Ryan McDonagh, Derek Stepan and Martin St. Louis of the...

Ryan McDonagh, Derek Stepan and Martin St. Louis of the Rangers celebrate after Stepan's game-winning goal against Anton Khudobin of the Carolina Hurricanes during the third period of their game at PNC Arena on March 7, 2014 in Raleigh, N.C. Credit: Getty Images / Grant Halverson

It took four third-period goals -- including Derek Stepan's winner on a pretty cross-crease pass from Martin St. Louis during a five-on-three power play with 2:46 left in regulation -- for the Rangers to rally past the Carolina Hurricanes, 4-2, Friday night.

The comeback win broke a three-game losing streak and kept the Rangers (34-26-4, 72 points) in a playoff spot with 18 games remaining.

It wasn't easy. Anton Khudobin (40 saves) blanked the Rangers for 40 minutes, stopping their first 27 shots. Carolina went ahead 1-0 on Jordan Staal's short-side wrister at 17:49 of the first period and took a 2-1 lead on Jeff Skinner's penalty shot -- the fourth such goal allowed by Henrik Lundqvist this season -- at 12:07 of the third.

Plus an apparent goal by Mats Zuccarello, who returned after fracturing his hand while playing for Norway in the Olympics, was waved off.

"We stayed patient," said St. Louis, playing his second game since being acquired from Tampa Bay for Ryan Callahan on Wednesday. "You get a five-on-three at the end of the game, you've got to make it count. With a minute and a half [of the two-man advantage], you don't want to rush anything. It's not like you need two goals, you need one. We didn't panic. This is how it's played in the playoffs. This is the way we want to play right now so we don't have to turn the switch on in the playoffs."

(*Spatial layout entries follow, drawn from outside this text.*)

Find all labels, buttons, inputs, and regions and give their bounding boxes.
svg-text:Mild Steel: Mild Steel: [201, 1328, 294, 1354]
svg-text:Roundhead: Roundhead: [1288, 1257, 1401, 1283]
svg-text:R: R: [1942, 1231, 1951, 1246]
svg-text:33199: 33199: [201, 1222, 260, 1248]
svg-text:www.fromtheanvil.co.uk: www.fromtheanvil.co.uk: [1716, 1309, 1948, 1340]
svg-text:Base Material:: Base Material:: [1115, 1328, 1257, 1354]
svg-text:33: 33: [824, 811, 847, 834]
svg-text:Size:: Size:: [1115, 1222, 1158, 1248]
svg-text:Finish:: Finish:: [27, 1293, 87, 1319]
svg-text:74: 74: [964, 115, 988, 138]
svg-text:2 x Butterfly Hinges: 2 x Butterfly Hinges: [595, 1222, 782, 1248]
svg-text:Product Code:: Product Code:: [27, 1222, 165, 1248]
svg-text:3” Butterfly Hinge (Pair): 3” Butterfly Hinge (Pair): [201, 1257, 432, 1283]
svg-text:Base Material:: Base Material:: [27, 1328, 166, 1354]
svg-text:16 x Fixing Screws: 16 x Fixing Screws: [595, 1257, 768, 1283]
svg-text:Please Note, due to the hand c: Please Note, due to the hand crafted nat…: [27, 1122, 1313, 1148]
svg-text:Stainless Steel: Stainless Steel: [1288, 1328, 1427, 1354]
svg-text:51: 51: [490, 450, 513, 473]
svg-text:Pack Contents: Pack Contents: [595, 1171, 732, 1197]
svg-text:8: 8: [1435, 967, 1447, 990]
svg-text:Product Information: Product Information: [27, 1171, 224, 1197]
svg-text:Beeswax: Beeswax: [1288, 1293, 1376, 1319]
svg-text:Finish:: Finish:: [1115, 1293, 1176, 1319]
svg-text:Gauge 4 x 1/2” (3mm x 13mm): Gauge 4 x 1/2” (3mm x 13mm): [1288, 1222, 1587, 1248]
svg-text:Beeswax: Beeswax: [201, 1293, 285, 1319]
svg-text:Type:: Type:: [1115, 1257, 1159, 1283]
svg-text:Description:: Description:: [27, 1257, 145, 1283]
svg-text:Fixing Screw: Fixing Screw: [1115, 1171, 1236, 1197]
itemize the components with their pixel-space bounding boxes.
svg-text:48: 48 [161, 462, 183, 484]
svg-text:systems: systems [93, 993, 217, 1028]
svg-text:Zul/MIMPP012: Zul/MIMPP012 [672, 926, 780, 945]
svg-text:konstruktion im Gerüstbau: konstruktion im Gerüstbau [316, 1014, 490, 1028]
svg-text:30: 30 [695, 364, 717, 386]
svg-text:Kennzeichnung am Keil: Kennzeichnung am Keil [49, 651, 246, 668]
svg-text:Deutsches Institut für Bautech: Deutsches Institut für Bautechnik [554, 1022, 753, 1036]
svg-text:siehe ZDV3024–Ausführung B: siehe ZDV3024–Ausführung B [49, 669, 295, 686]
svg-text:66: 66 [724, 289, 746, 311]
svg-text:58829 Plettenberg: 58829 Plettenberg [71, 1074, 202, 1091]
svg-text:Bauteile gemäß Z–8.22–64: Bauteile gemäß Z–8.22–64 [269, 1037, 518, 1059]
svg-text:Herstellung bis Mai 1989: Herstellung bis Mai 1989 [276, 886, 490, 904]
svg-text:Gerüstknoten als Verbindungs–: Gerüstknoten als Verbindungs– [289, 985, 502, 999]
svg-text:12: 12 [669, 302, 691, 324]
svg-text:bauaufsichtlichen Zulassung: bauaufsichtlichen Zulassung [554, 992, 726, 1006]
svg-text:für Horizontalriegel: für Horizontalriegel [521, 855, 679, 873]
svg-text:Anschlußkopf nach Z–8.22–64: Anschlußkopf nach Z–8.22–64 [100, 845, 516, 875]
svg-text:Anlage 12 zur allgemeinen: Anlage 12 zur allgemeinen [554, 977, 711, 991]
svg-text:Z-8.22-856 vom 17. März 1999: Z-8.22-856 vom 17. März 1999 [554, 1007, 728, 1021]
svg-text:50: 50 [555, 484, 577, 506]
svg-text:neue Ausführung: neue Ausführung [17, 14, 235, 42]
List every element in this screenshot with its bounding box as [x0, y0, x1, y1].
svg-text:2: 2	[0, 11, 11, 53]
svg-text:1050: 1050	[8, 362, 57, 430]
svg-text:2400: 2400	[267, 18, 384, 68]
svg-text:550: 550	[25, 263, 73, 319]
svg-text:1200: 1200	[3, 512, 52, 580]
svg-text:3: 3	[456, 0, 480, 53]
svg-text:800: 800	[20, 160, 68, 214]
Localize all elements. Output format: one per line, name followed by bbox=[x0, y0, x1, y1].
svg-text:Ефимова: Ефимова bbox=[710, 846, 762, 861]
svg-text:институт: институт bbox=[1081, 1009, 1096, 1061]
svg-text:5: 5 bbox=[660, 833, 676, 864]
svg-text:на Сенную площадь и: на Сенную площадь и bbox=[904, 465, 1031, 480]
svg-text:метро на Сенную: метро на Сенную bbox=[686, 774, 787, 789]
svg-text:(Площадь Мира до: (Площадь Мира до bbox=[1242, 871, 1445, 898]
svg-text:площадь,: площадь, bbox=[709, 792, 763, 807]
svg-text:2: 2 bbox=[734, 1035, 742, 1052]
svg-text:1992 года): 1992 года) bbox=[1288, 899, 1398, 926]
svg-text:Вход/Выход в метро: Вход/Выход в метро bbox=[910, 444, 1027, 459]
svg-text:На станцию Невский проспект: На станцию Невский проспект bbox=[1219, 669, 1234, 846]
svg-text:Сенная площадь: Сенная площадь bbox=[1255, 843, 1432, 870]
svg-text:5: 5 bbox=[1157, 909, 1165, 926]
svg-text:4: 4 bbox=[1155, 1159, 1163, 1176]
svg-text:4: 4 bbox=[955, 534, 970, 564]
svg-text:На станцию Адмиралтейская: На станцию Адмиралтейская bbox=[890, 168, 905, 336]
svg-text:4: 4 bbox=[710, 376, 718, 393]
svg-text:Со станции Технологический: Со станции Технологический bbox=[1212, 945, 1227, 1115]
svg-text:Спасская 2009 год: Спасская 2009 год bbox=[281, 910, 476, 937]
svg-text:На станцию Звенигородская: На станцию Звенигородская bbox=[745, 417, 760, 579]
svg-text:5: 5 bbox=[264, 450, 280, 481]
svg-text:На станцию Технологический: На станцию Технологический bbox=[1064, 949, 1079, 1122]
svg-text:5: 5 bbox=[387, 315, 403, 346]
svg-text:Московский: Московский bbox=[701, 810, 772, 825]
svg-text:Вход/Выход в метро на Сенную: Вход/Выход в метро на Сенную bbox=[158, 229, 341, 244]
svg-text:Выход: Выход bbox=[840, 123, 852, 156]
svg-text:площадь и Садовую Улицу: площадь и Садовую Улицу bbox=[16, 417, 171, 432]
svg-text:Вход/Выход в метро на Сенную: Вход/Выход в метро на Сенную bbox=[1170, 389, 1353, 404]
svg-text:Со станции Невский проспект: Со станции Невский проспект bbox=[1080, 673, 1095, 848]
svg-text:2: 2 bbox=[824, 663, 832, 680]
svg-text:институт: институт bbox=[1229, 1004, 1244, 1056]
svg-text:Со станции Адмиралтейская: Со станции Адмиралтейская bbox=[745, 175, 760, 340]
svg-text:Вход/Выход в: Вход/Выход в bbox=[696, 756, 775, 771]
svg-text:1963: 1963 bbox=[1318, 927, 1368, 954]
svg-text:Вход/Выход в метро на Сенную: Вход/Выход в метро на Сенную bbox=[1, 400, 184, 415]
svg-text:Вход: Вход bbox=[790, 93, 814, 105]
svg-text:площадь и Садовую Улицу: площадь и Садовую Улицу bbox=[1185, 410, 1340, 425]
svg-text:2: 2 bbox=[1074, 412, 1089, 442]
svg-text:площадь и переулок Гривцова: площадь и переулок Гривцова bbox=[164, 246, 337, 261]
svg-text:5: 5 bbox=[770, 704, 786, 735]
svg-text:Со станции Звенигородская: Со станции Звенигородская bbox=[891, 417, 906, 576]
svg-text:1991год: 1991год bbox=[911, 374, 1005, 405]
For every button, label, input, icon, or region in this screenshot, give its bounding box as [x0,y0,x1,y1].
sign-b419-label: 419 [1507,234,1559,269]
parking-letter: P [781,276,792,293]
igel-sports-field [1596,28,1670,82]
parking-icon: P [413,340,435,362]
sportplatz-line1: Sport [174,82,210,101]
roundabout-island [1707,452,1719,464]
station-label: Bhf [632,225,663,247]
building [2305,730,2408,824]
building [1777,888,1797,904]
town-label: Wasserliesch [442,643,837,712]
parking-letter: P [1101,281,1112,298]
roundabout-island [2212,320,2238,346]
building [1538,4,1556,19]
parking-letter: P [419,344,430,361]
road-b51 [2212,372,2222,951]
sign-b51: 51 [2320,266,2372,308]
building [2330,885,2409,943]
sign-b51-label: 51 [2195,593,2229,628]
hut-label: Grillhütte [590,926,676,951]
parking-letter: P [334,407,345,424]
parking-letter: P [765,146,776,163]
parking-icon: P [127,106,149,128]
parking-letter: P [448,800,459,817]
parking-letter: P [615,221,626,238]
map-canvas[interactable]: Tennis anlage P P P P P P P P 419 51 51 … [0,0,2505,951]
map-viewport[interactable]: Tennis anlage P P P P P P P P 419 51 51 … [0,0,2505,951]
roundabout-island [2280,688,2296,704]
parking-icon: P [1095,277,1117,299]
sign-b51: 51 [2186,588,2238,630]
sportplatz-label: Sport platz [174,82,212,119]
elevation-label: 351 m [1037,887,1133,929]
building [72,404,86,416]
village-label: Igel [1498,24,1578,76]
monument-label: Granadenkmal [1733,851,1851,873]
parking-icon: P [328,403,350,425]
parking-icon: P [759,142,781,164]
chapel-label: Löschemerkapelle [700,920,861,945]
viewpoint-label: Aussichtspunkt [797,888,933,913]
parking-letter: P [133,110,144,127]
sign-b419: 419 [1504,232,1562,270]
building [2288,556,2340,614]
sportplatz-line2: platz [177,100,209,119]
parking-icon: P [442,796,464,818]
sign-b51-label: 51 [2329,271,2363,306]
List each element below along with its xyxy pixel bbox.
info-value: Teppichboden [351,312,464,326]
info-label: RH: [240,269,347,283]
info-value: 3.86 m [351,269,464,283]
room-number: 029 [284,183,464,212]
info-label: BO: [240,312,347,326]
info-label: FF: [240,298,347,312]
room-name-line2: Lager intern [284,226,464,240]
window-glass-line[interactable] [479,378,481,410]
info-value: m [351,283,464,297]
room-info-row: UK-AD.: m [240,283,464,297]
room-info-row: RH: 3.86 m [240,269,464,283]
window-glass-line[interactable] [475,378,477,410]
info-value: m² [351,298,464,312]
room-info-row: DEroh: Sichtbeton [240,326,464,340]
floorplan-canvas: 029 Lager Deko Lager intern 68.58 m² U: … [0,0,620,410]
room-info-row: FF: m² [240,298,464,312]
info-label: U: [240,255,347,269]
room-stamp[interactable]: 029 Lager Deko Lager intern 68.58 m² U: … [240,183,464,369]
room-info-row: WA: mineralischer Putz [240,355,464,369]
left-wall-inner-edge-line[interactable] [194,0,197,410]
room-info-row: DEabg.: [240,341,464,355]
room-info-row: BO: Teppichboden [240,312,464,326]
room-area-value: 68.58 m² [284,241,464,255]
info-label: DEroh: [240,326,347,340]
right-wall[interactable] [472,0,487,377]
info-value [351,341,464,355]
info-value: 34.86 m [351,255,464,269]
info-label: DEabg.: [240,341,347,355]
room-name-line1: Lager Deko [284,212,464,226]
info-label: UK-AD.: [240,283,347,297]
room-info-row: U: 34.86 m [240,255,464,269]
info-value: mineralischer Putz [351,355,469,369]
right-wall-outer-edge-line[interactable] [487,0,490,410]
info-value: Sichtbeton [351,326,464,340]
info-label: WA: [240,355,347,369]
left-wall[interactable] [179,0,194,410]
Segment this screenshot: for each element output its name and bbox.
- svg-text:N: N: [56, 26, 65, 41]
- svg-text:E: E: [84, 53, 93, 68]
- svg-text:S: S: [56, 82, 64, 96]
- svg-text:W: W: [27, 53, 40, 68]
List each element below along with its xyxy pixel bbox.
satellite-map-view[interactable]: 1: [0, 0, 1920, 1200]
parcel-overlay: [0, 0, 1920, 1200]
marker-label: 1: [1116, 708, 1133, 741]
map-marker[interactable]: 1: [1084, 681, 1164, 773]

The Rangers tied the score at 1 at 7:25 of the third period when defenseman Ryan McDonagh scored his second shorthanded goal in two games with a shot that deflected off defenseman Andrej Sekara's stick. Just 1:17 after Skinner's goal, Rick Nash tied it at 2-2 when he scored on a bad-angle shot from the right boards that also deflected off Sekara's stick.

After the four-on-four goal by Nash -- who had set up McDonagh earlier -- Carolina let the game slip away at PNC Arena, where the Rangers now have won six straight.

The five-on-three power play was set up when Ron Hainsey cleared the puck over the boards and Brett Bellmore committed the same infraction.

And when the Rangers needed someone to make a play at the end, St. Louis provided it. "That's what he's here for," Brad Richards said. "No matter what goes on during the night, he loves being down there."

When Carl Hagelin scored an empty-netter with 41 seconds to play, the Rangers exhaled, having sealed their first win since a 2-1 victory over Chicago at Madison Square Garden on Feb. 27.

"Coming off a couple losses, we needed this badly," Lundqvist said. "It was great to see the way we responded in the last six minutes."